Treasury B.V., which focuses on euro-denominated exposure to the token, said this week that it increased its position to 1,111 BTC, highlighting a strategy built on regular accumulation rather than market timing.
The company disclosed the new total in a press release and said the milestone places it among the top 45 corporate holders globally.
The announcement was made by Founder and CEO Khing Oei at a conference in New York, according to the company.
Treasury’s statement appeared with a numerical discrepancy, with an additional 111 coins and the body of the release referring to a 100-coin purchase.
The latest update caps a year in which Bitcoin treasuries have quietly grown beyond a handful of high-profile names.
Treasury’s public stance centers on systematic buying, treating Bitcoin as a reserve asset to be built over time and financed through conventional capital markets that approach can reduce the risk of mistiming entries, though it still leaves the holder exposed to the asset’s notorious volatility.
When executed consistently, however, it can turn modest beginnings into a position that matters in a market where circulating supply is capped and liquidity varies across venues.
Treasury pitches itself as a transparent, liquid vehicle for institutional Bitcoin exposure in Europe.
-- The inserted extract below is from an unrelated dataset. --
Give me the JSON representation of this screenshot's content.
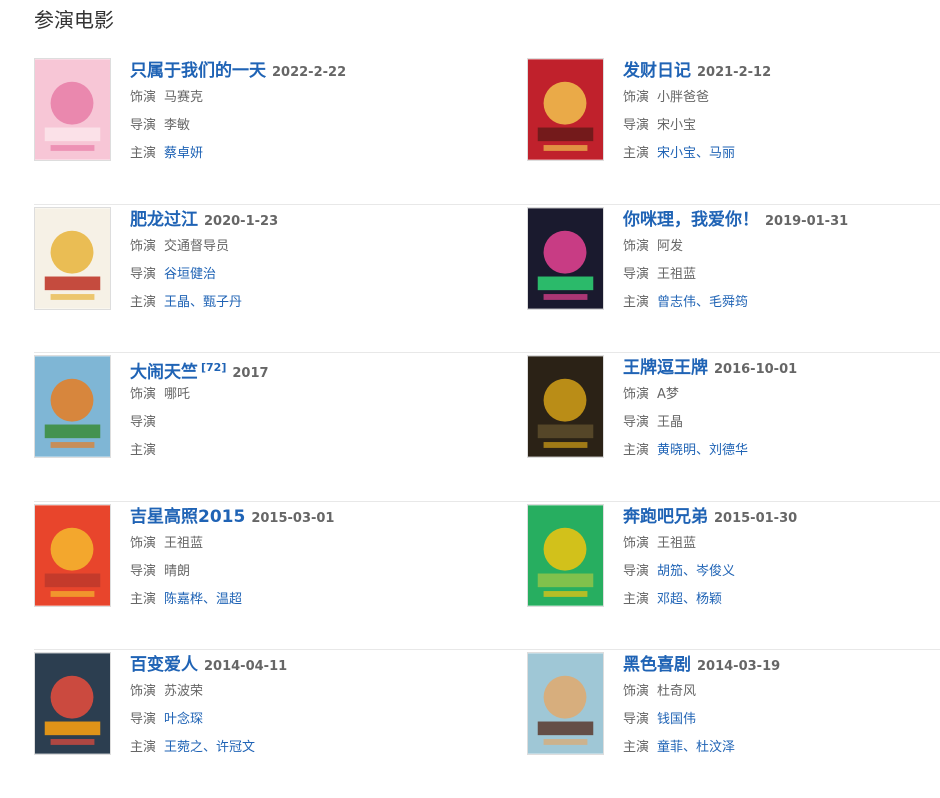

The firm says it has raised €136 million to date and is backed by Winklevoss Capital and Nakamoto.
It also says it is pursuing a listing on Euronext Amsterdam via a reverse listing, and that it plans to use the ticker TRSR if approved.
Those details, while early, point to a strategy that mingles buy-and-hold with funding lines that can lower the cost of acquiring and storing coins.
Equity and debt financing can help smooth the cadence of purchases and, crucially, let the firm add during periods when prices are soft without relying solely on cash flow.
The company’s claim that it now ranks among the top 45 corporate holders will draw scrutiny from analysts who track publicly disclosed wallets and treasury filings.
Rankings in crypto are fluid and often depend on self-reported data, methodology choices, and how one treats trusts, ETFs, or entities that hold coins on behalf of clients.
A growing cohort of balance sheets is allocating to Bitcoin as a strategic reserve, either directly or through listed products, which can incrementally tighten supply available on exchanges.
Steady treasury demand can support market depth during drawdowns, especially when purchases are rule-based rather than sentiment-driven.
If more issuers adopt a similar approach, the supply held in long-term hands rises, potentially amplifying cycle dynamics on the way up and down.
It does mean that the marginal buyer increasingly includes entities with multi-year horizons and access to financing tools that retail investors do not have.
If a treasury program discloses its rules, keeps maturities manageable, and avoids exotic yield schemes, it can compound exposure without courting the tail risks that have hurt more speculative players.
Treasury says it is building an institutional-grade structure for Bitcoin exposure and seeking a public listing to access global capital markets.